Figure 2:. Critical and sensitive periods in the establishment of sex differences in the brain.

In rodents there is a critical period in males that begins in utero with the onset of testicular androgen production which initiates the process of masculinization of the brain. Females, however, remain sensitive to the impact of exogenous hormone treatment into the first postnatal week and can be essentially sex reversed if exposed during that time. Thus, the timing of the critical period in males and sensitive period in females are overlapping but not identical. In humans convergent evidence indicates there is a critical period for masculinization that begins and ends in utero but we remain unclear about the potential for a postnatal sensitive period in females as well as the functional significance of the “mini-puberty” that occurs in the first few months of life.

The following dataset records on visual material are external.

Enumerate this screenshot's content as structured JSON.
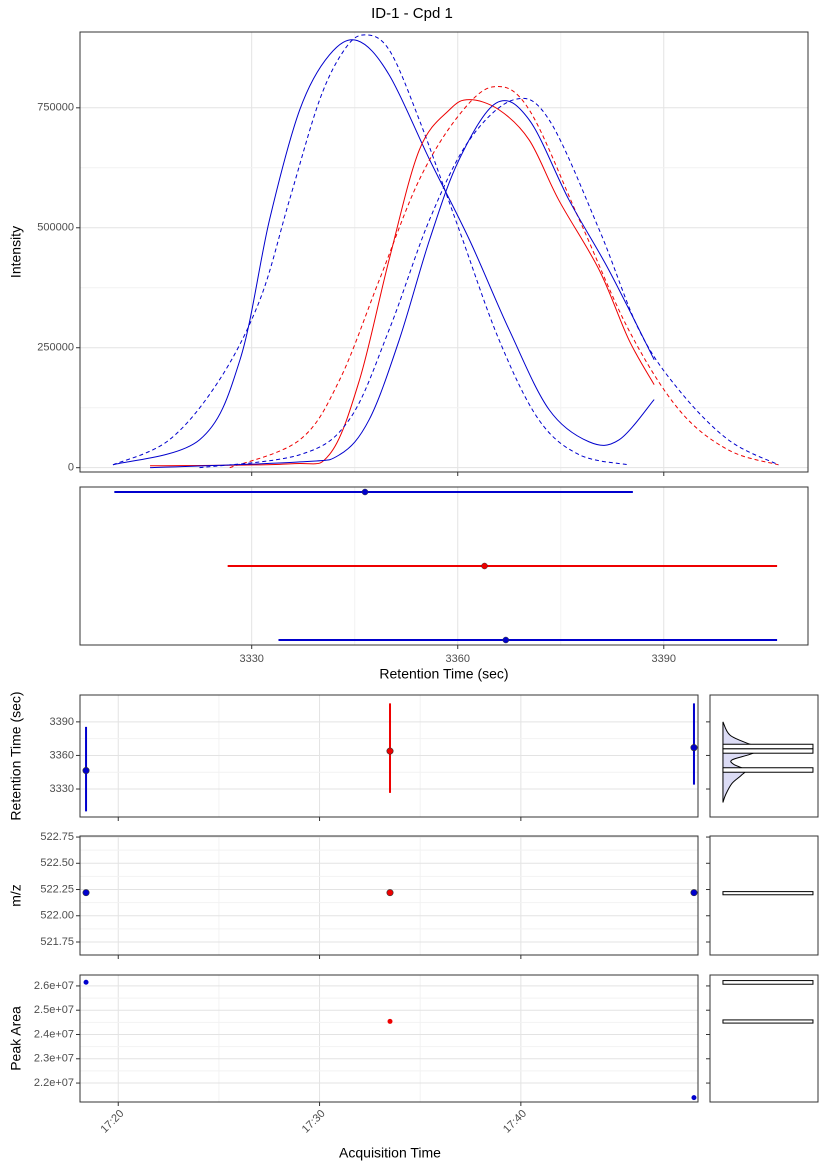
{
  "chart_data": [
    {
      "type": "line",
      "title": "ID-1 - Cpd 1",
      "ylabel": "Intensity",
      "xlim": [
        3305,
        3411
      ],
      "ylim": [
        -9000,
        908000
      ],
      "xticks": [
        3330,
        3360,
        3390
      ],
      "yticks": [
        0,
        250000,
        500000,
        750000
      ],
      "grid": true,
      "series": [
        {
          "color": "#0000cd",
          "dash": false,
          "x": [
            3309.8,
            3322.4,
            3328.3,
            3332.6,
            3337,
            3341.3,
            3345.4,
            3350,
            3355.9,
            3361.7,
            3367.5,
            3373.3,
            3379.1,
            3383.5,
            3388.6
          ],
          "values": [
            6000,
            58000,
            225000,
            517000,
            746000,
            860000,
            890000,
            819000,
            642000,
            475000,
            287000,
            121000,
            54000,
            58000,
            142000
          ]
        },
        {
          "color": "#0000cd",
          "dash": true,
          "x": [
            3309.8,
            3318,
            3325.3,
            3331.2,
            3335.5,
            3339.9,
            3343.5,
            3346.4,
            3350,
            3354.4,
            3360.2,
            3366,
            3371.8,
            3377.7,
            3384.9
          ],
          "values": [
            6000,
            58000,
            183000,
            350000,
            558000,
            767000,
            871000,
            902000,
            871000,
            725000,
            496000,
            267000,
            100000,
            27000,
            6000
          ]
        },
        {
          "color": "#ee0000",
          "dash": false,
          "x": [
            3315.2,
            3335.5,
            3341.3,
            3345.7,
            3350,
            3354.4,
            3358.8,
            3361.7,
            3366,
            3370.4,
            3374.7,
            3380.6,
            3384.9,
            3388.6
          ],
          "values": [
            4000,
            8000,
            27000,
            183000,
            433000,
            662000,
            746000,
            767000,
            746000,
            683000,
            558000,
            412000,
            267000,
            173000
          ]
        },
        {
          "color": "#ee0000",
          "dash": true,
          "x": [
            3326.8,
            3337,
            3342.8,
            3348.6,
            3354.4,
            3360.2,
            3365.3,
            3370.4,
            3377.7,
            3384.9,
            3392.2,
            3399.4,
            3406.7
          ],
          "values": [
            0,
            58000,
            183000,
            392000,
            600000,
            735000,
            794000,
            746000,
            517000,
            287000,
            121000,
            37000,
            6000
          ]
        },
        {
          "color": "#0000cd",
          "dash": false,
          "x": [
            3315.2,
            3337,
            3342.8,
            3347.1,
            3351.5,
            3355.9,
            3360.2,
            3365.6,
            3370.4,
            3376.2,
            3382,
            3388.6
          ],
          "values": [
            0,
            12000,
            27000,
            100000,
            267000,
            475000,
            642000,
            760000,
            725000,
            558000,
            412000,
            225000
          ]
        },
        {
          "color": "#0000cd",
          "dash": true,
          "x": [
            3322.4,
            3337,
            3344.2,
            3350,
            3355.9,
            3361.7,
            3368.2,
            3373.3,
            3380.6,
            3386.4,
            3392.2,
            3399.4,
            3406.7
          ],
          "values": [
            0,
            27000,
            100000,
            287000,
            517000,
            683000,
            767000,
            725000,
            496000,
            287000,
            162000,
            58000,
            6000
          ]
        }
      ]
    },
    {
      "type": "range",
      "xlabel": "Retention Time (sec)",
      "xlim": [
        3305,
        3411
      ],
      "xticks": [
        3330,
        3360,
        3390
      ],
      "grid": true,
      "rows": [
        {
          "color": "#0000cd",
          "low": 3310,
          "value": 3346.5,
          "high": 3385.5
        },
        {
          "color": "#ee0000",
          "low": 3326.5,
          "value": 3363.9,
          "high": 3406.5
        },
        {
          "color": "#0000cd",
          "low": 3333.9,
          "value": 3367,
          "high": 3406.5
        }
      ]
    },
    {
      "type": "errorbar",
      "ylabel": "Retention Time (sec)",
      "xlim": [
        1038.1,
        1068.8
      ],
      "xticks": [
        1040,
        1050,
        1060
      ],
      "ylim": [
        3305,
        3414
      ],
      "yticks": [
        3330,
        3360,
        3390
      ],
      "grid": true,
      "x": [
        1038.4,
        1053.5,
        1068.6
      ],
      "values": [
        3346.5,
        3363.9,
        3367
      ],
      "low": [
        3310,
        3326.5,
        3333.9
      ],
      "high": [
        3385.5,
        3406.5,
        3406.5
      ],
      "colors": [
        "#0000cd",
        "#ee0000",
        "#0000cd"
      ],
      "margin": {
        "xlim": [
          -0.144,
          1.056
        ],
        "bins": [
          3345,
          3349,
          3362,
          3366,
          3370
        ],
        "counts": [
          1,
          0,
          1,
          1
        ],
        "density": {
          "y": [
            3318,
            3325,
            3335,
            3342,
            3347,
            3352,
            3356,
            3361,
            3366,
            3370,
            3378,
            3390
          ],
          "values": [
            0,
            0.03,
            0.1,
            0.2,
            0.25,
            0.12,
            0.1,
            0.3,
            0.44,
            0.3,
            0.08,
            0
          ]
        }
      }
    },
    {
      "type": "scatter",
      "ylabel": "m/z",
      "xlim": [
        1038.1,
        1068.8
      ],
      "xticks": [
        1040,
        1050,
        1060
      ],
      "ylim": [
        521.626,
        522.76
      ],
      "yticks": [
        521.75,
        {
          "value": 522,
          "label": "522.00"
        },
        522.25,
        {
          "value": 522.5,
          "label": "522.50"
        },
        522.75
      ],
      "grid": true,
      "x": [
        1038.4,
        1053.5,
        1068.6
      ],
      "values": [
        522.22,
        522.22,
        522.22
      ],
      "colors": [
        "#0000cd",
        "#ee0000",
        "#0000cd"
      ],
      "margin": {
        "xlim": [
          -0.144,
          1.056
        ],
        "bins": [
          522.2,
          522.23
        ],
        "counts": [
          1
        ]
      }
    },
    {
      "type": "scatter",
      "ylabel": "Peak Area",
      "xlabel": "Acquisition Time",
      "xlim": [
        1038.1,
        1068.8
      ],
      "xticks": [
        {
          "value": 1040,
          "label": "17:20"
        },
        {
          "value": 1050,
          "label": "17:30"
        },
        {
          "value": 1060,
          "label": "17:40"
        }
      ],
      "ylim": [
        21220000,
        26450000
      ],
      "yticks": [
        {
          "value": 22000000,
          "label": "2.2e+07"
        },
        {
          "value": 23000000,
          "label": "2.3e+07"
        },
        {
          "value": 24000000,
          "label": "2.4e+07"
        },
        {
          "value": 25000000,
          "label": "2.5e+07"
        },
        {
          "value": 26000000,
          "label": "2.6e+07"
        }
      ],
      "grid": true,
      "x": [
        1038.4,
        1053.5,
        1068.6
      ],
      "values": [
        26150000,
        24540000,
        21400000
      ],
      "colors": [
        "#0000cd",
        "#ee0000",
        "#0000cd"
      ],
      "margin": {
        "xlim": [
          -0.144,
          1.056
        ],
        "bins": [
          24470000,
          24600000,
          26070000,
          26220000
        ],
        "counts": [
          1,
          0,
          1
        ]
      }
    }
  ]
}
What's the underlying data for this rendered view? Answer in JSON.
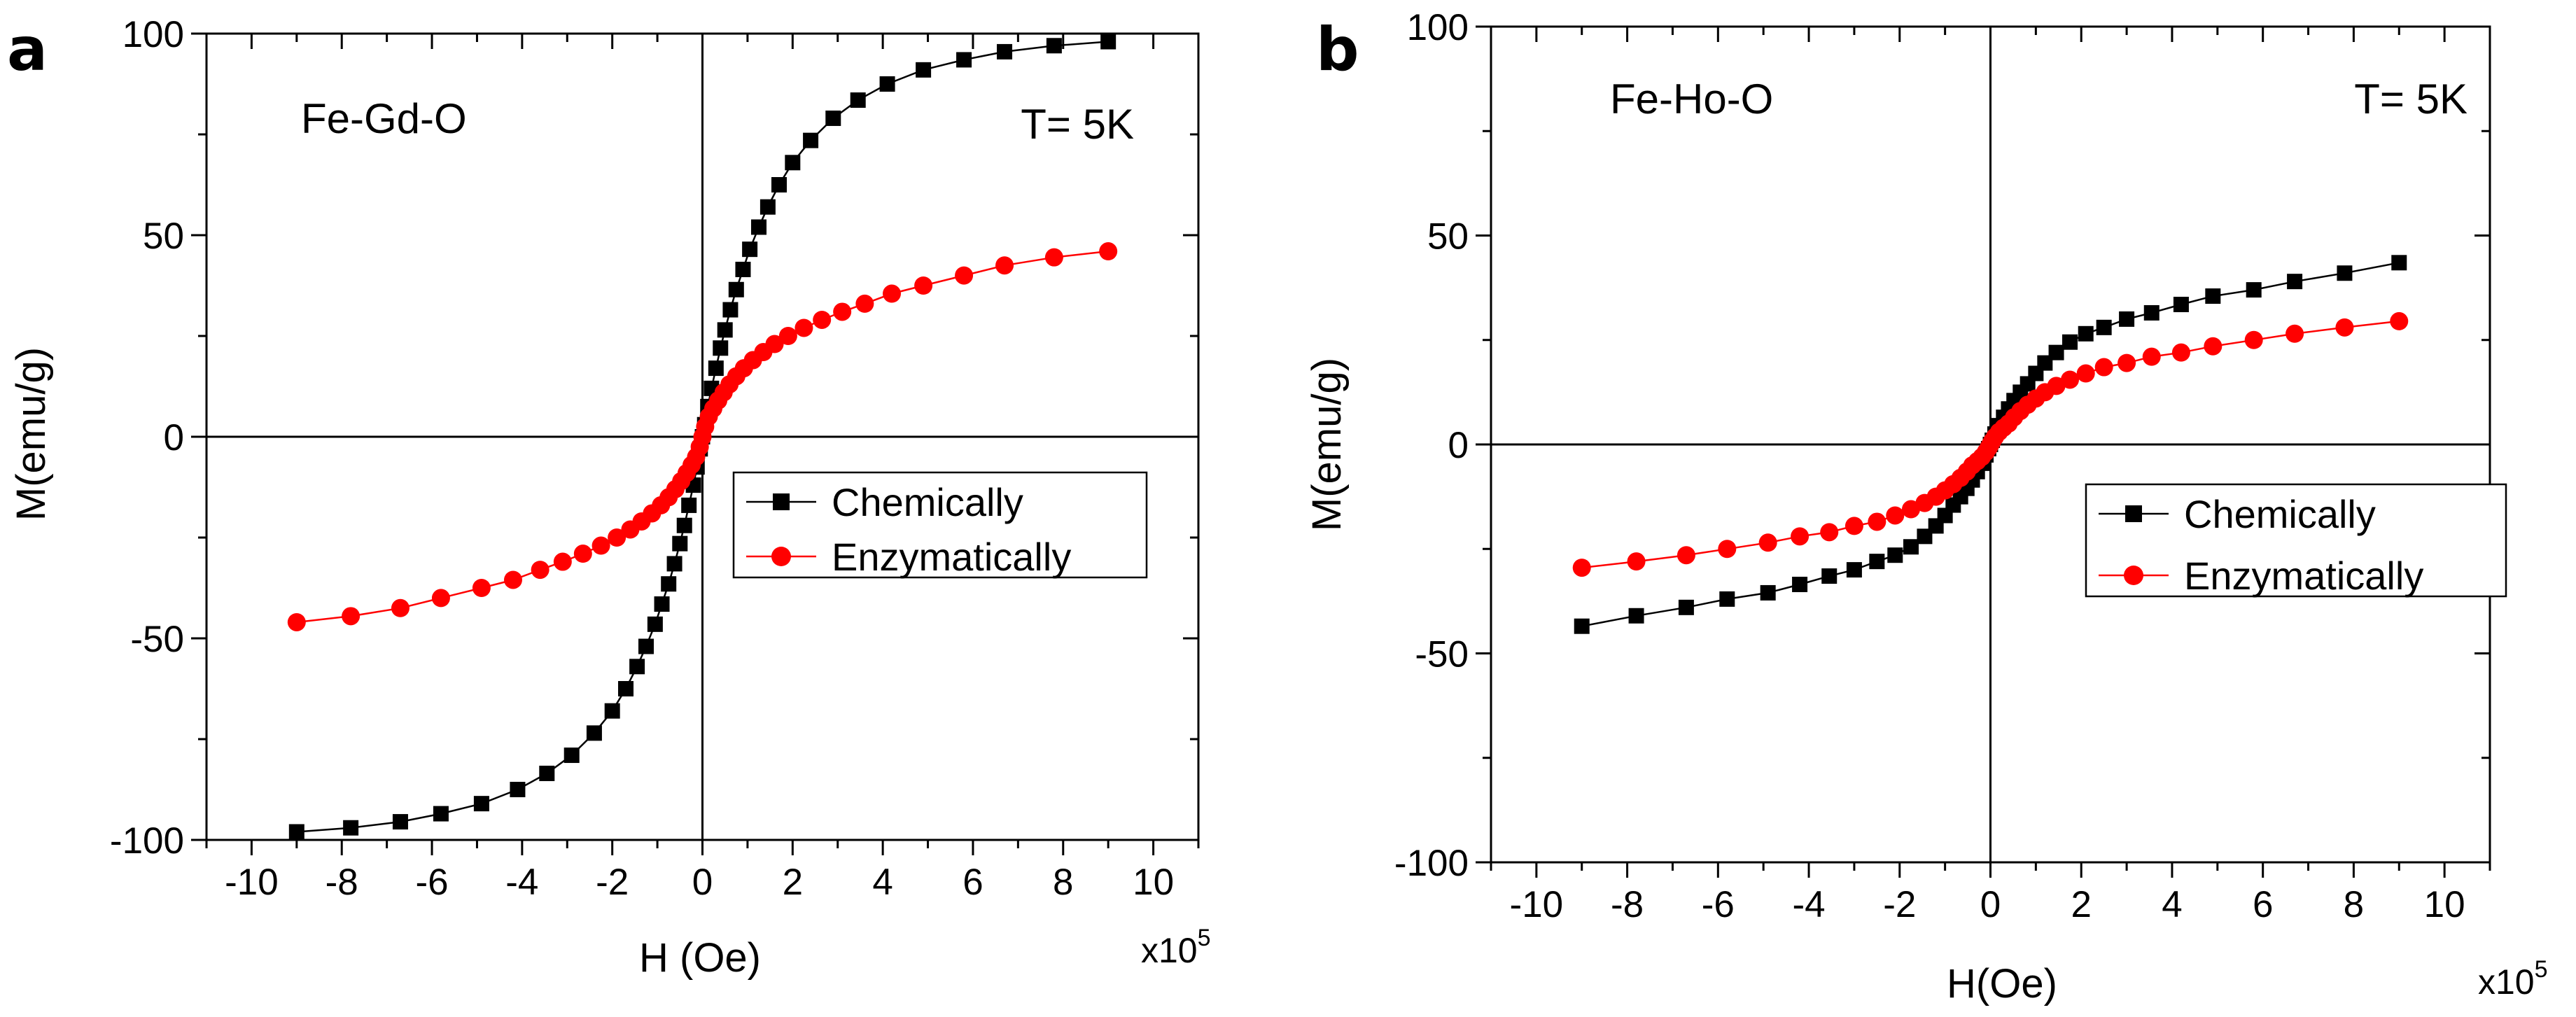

Figure 3.. Innate sex differences in the developing brain can tip the balance in pathobiology of pediatric TBI.

Key differences in mechanisms of neurodevelopment may put males closer to a pathobiologic threshold. During early life, males show a greater propensity toward inflammatory pathways, sensitivity to excitotoxicity, reduced mitochondrial glutathione content and a prolonged period of excitatory GABAa activity. These differences may explain observed increases in Iba1 expression, reduced mitochondrial respiration, and impaired CBF autoregulation seen in response to pediatric TBI. However, for many known pathobiologic pathways active in the pediatric TBI response, sex has not been examined as a factor.